For starters, in 2018 Billboard compiled “The Hot 100’s All-Time Top 100 Songs” ranking. In other words, they ranked the biggest hits from the first 60 years of the Billboard Hot 100’s history. And “Uptown Funk” was placed all the way at number four on that list.
That of course implies that it topped the Billboard Hot 100 itself upon first release, which it did. It also scored a number one on five other Billboard lists, in addition to accomplishing the feat on the UK Singles Chart. Additionally it topped the year-end Billboard Hot 100 and UK Singles Chart rankings for 2015.
Generally speaking, “Uptown Funk” reached the pinnacle of music charts in over 20 nations around the world. It even achieved this feat in countries as diverse as South Korea, Israel, Lebanon and Mexico. And in terms of all of the countries the song charted in overall, they equal almost 40 in number. This is certainly the type of accomplishment only the biggest hits are able to boast of.
Also concerning Billboard, this track found itself earning a Guinness World Record for tying the most weeks a song stayed on top of the organization’s Digital Song Sales list, doing so for 13 weeks.
Additionally, as to be expected based on what has been noted above, “Uptown Funk” also went multi-platinum in a dozen nations. More specifically, it even went diamond in a handful of them (the United States, Canada, France and Mexico). Also, it should be noted that it has been certified 18 times platinum in Australia.
Even More Success
“Uptown Funk” also received a couple of Grammy Awards in 2016. It won in the following categories
- Best Pop Duo/Group Performance
- The even more-revered Record of the Year
At the 2015 Brit Awards, this track was named British Singles of the Year and that same year took home the Soul Train Music Award for Song of the Year. And generally speaking it was one of those types of songs that received a number of powerful nominations and took home quite a few music awards, being one of the biggest hits in history and all. In fact “Uptown Funk” was also the top-selling song of 2015.
Bruno Mars in particular is an all-around musical entertainer. And the overall success of “Uptown Funk” is highly attributable to the track’s music video. And relatively speaking, the video was just as well-received as the song itself. In the video, Mars exhibited his brilliant dancing skills and received praise for that.

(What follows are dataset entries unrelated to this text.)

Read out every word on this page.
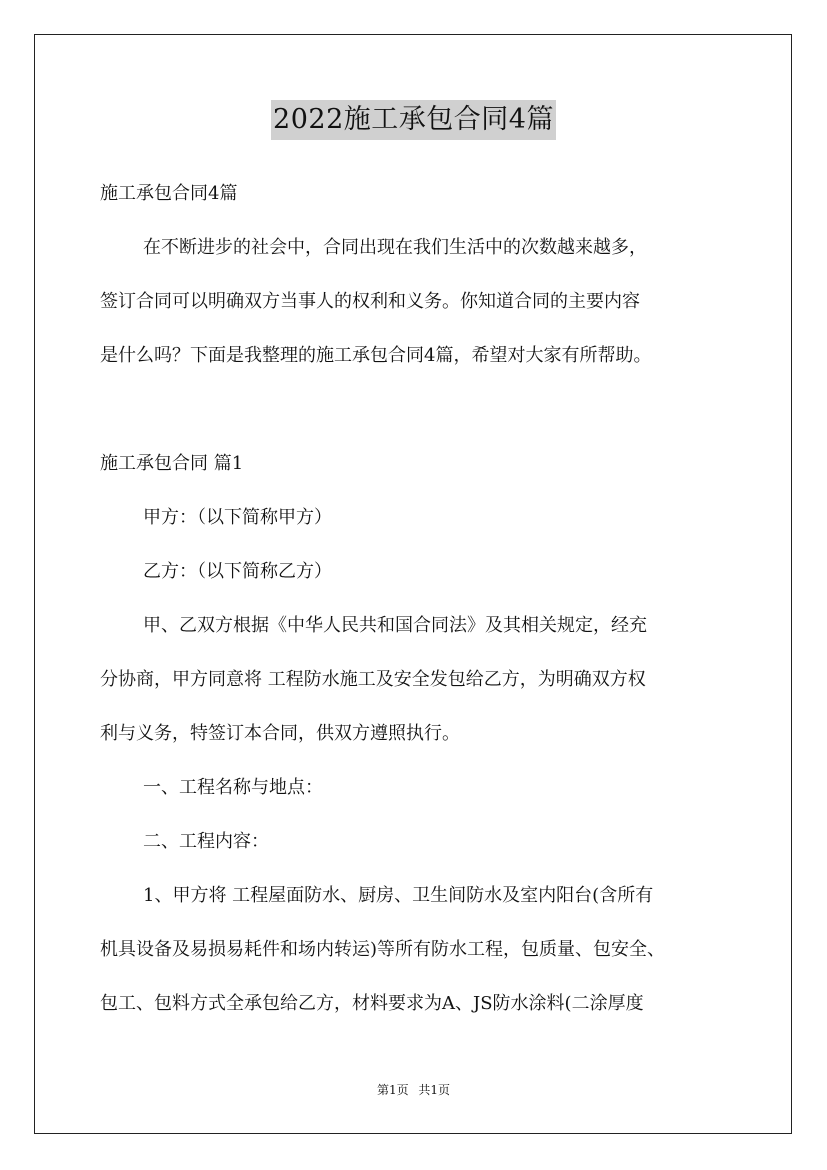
2022施工承包合同4篇
施工承包合同4篇
在不断进步的社会中，合同出现在我们生活中的次数越来越多，
签订合同可以明确双方当事人的权利和义务。你知道合同的主要内容
是什么吗？下面是我整理的施工承包合同4篇，希望对大家有所帮助。
施工承包合同 篇1
甲方：（以下简称甲方）
乙方：（以下简称乙方）
甲、乙双方根据《中华人民共和国合同法》及其相关规定，经充
分协商，甲方同意将 工程防水施工及安全发包给乙方，为明确双方权
利与义务，特签订本合同，供双方遵照执行。
一、工程名称与地点：
二、工程内容：
1、甲方将 工程屋面防水、厨房、卫生间防水及室内阳台(含所有
机具设备及易损易耗件和场内转运)等所有防水工程，包质量、包安全、
包工、包料方式全承包给乙方，材料要求为A、JS防水涂料(二涂厚度
第1页 共1页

Cameron Duddy, who made a name for himself working alongside Bruno in such a capacity, directed the clip. And it earned four MTV VMA nominations in 2015, besting the Best Male Video category. It also scored its own Soul Train Music Award, being named the 2015 Video of the Year.
But more outstandingly, as far as the information age is concerned, is the fact that as of the writing of this post in mid-2021 this music video is in the top 10 of the most-viewed in YouTube history. And what that means in more specific terms is that it concurrently boasts of approximately 4.2 billion views on the globally-popular streaming platform.
The dudes performing with Bruno Mars on the video are his backup band, who are known as The Hooligans. And it was also they who joined him onstage when this song was performed at the Super Bowl.
The clip features footage from a variety of cities. But the primary shooting location was a replica of a New York City street that is actually found at 20th Century Fox Studios in Los Angeles.
Notable Live Performances and Usage
The first time Bruno Mars and Mark Ronson performed “Uptown Funk” in front of a live audience was during November of 2014, with the venue being Saturday Night Live. Another performance they waged during January of 2015, this time via The Ellen DeGeneres Show, actually resulted in the pair being nominated for a 2016 Daytime Emmy Award.
But the biggest stage “Uptown Funk” ever afforded them was gracing the Hafltime Show of Super Bowl 50 (i.e. the Super Bowl held in 2016). And that time around both Beyoncé and Coldplay’s Chris Martin were part of the overall performance.
This song has been used in advertising campaigns by Cadillac, L’Oreal and Skippy (the peanut butter brand, which is actually namedropped in the lyrics). It also made an appearance on the 2016 Disney film Zootopia, and of course the cast of Glee got their hands on it.